With shippers unwilling to pay higher rates, ocean carriers have sought to control expenses by acquiring larger, more fuel-efficient ships that reduce per-unit costs. Carriers also have bargained for reduced rates from terminals that are struggling to attract capital needed for investments in facilities to handle the big ships.
“BCOs apply pressure to the carriers, who are introducing larger-capacity vessels all the time,” Atkins said. “Carriers put pressure on the marine terminal operators, who also are seeking additional volume. Everyone puts pressure on the truckers.”
This domino effect on service levels was described in different ways by several speakers at the FMC hearing in Baltimore. The session was the second of four regional sessions the commission is holding to gather information on port congestion.
FMC members William Doyle and Richard Lidinsky, who conducted the Baltimore hearing, said the hearings could lead to a formal fact-finding investigation by the agency, whose regulatory authority extends to ports and terminal operators.

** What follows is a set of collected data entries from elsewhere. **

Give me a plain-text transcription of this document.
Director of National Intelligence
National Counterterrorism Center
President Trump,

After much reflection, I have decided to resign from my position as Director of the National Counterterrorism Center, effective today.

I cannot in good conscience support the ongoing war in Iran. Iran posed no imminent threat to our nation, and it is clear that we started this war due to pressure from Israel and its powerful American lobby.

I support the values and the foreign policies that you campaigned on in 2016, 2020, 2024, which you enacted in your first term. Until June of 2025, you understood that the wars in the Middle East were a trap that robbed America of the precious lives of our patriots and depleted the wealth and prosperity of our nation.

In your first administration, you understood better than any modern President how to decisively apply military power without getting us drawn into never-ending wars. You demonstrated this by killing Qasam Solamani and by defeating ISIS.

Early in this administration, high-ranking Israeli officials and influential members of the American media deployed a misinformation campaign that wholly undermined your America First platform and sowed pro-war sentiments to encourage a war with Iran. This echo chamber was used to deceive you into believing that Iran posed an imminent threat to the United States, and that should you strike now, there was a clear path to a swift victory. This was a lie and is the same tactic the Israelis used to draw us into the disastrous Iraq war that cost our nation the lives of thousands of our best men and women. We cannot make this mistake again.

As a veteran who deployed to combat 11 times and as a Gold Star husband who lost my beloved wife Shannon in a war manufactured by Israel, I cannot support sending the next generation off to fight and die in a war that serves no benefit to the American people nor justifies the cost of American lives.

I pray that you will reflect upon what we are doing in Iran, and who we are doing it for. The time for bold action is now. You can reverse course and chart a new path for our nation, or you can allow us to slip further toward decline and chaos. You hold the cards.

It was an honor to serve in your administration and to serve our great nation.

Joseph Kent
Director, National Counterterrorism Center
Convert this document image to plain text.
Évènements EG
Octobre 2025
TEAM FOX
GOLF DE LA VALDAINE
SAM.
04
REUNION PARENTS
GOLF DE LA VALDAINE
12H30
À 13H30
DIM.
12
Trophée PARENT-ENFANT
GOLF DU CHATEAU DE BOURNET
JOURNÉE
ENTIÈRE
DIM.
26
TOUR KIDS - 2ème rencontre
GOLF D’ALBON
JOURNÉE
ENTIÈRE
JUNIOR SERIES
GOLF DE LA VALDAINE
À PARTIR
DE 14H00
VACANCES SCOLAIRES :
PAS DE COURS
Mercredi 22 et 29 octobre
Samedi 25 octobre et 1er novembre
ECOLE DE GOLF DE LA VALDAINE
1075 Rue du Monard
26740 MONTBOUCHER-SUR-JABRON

Howard Finkel, executive vice president at Cosco Container Lines, told the hearing that carriers face constant difficulty maintaining rate levels. “Rates go down a lot faster than they go up,” he said.
Financial pressure was a key reason most container lines during the last five years have quit providing chassis as part of a bundled service in the U.S. market. The still-evolving transition of chassis to lessors and truckers has been widely blamed for equipment shortages and dislocations that add to terminal congestion and delays.
Terminal operators say some of the most egregious turn times at terminals are due to holds placed on containers for inspections by U.S. Customs and Border Protection, and that budget restrictions have stretched CBP’s staff too thin to keep up with increased volume.
Several motor carriers warned that delays at ports are making it harder to attract and keep drivers.
Shirley Roebuck, president of Gilco Trucking in Portsmouth, Virginia, said her owner-operator drivers sometimes spend all morning picking up a load, “five hours into a workday, and we’ve accomplished absolutely nothing, not made a dime.”
George Berry, an owner-operator from Chesapeake, Virginia, said drayage drivers are leaving the business because of increasing difficulty earning a living. “Driver shortage? Duh! There’s a driver shortage because there’s a driver pay shortage,” he said.